With "Be the Change" of 2022 proposed in Paris and then in Venice, action painting is supported by the projection of the video "NO II". With a black paint pour, Alexandra evokes the pollution of the seas by suggestively reproducing the oil stains where desperately and energetically, the author brings out the words "be the change," a silent but impactful scream, an exhortation to the public to be the change to make a difference and change the fate of the planet.
In this artistic journey, Alexandra Mas evolves and amazes without ever wanting to scandalize or provoke. Her dialogue becomes increasingly self-aware and, therefore, more sincere and authentic with the audience of her performances. She reveals her histrionic and unsuspectedly theatrical side in her introspective, at times biographical, investigation, which has allowed her to unveil, through her works, pages of her imaginary personal diary that then become a manifesto of a conflicting tension towards a collective universe.
However, her research has nothing to do with destructive or self-injurious anguish, like many performers who have already brought to the public violence and mere pornography of pain. Alexandra Mas has this great merit: she wants to bring her battles through an art that hits but does not alienate. She leaves a mark without being disturbing, enchants but does not sugarcoat, goes straight to the point. Her beauty is all-encompassing, just like her true and spontaneous sensitivity, as are her stories and the origin of her creations.
Aqua ART MIAMI 2022
The performance presented at Aqua Art Miami, is titled "Exquisite Code," where once again her body was the protagonist. This time, the focus is on the world of communication and contemporary art, which is increasingly digitized and technological, and is becoming more and more invisible to the outside world, confined within our electronic devices.
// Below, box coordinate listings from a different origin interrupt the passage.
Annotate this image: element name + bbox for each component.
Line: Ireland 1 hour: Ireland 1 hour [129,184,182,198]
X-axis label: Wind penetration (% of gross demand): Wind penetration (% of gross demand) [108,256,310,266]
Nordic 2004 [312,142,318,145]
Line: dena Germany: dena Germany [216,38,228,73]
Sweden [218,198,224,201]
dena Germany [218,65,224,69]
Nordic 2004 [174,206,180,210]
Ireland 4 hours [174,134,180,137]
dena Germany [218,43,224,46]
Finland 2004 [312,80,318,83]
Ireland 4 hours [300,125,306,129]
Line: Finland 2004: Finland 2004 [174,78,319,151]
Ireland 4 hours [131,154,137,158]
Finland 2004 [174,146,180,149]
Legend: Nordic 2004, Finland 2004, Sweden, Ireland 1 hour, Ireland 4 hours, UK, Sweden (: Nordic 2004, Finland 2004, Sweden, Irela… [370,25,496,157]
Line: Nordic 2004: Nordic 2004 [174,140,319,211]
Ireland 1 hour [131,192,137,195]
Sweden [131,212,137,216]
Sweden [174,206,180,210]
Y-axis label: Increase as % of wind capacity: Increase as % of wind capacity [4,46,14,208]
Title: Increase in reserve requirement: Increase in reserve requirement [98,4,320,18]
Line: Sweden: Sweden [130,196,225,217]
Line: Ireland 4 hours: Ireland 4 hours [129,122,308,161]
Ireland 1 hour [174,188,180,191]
The audience will see her body as a sort of digital avatar, life, offered for interaction, photographed but also rendered in 3D, then ideally covered in NFTokens and transformed into a live Body Gallery. The work has presented QR codes, portals to this virtual gallery.
The actual act of creation will involve the use of QR codes that will link to an artwork, an art studio, a gallery, or a website, serving as a virtual gateway cascading towards other works of art.
This piece reflects on how complex concepts can be reduced to hashtags or QR codes without definitive judgments. It simplifies reality, which has also affected contemporary art, with the creation of platforms or virtual galleries that are increasingly accessible but at the same time less geared towards poetic and aesthetic investigation, a fundamental aspect of a totalising approach to art.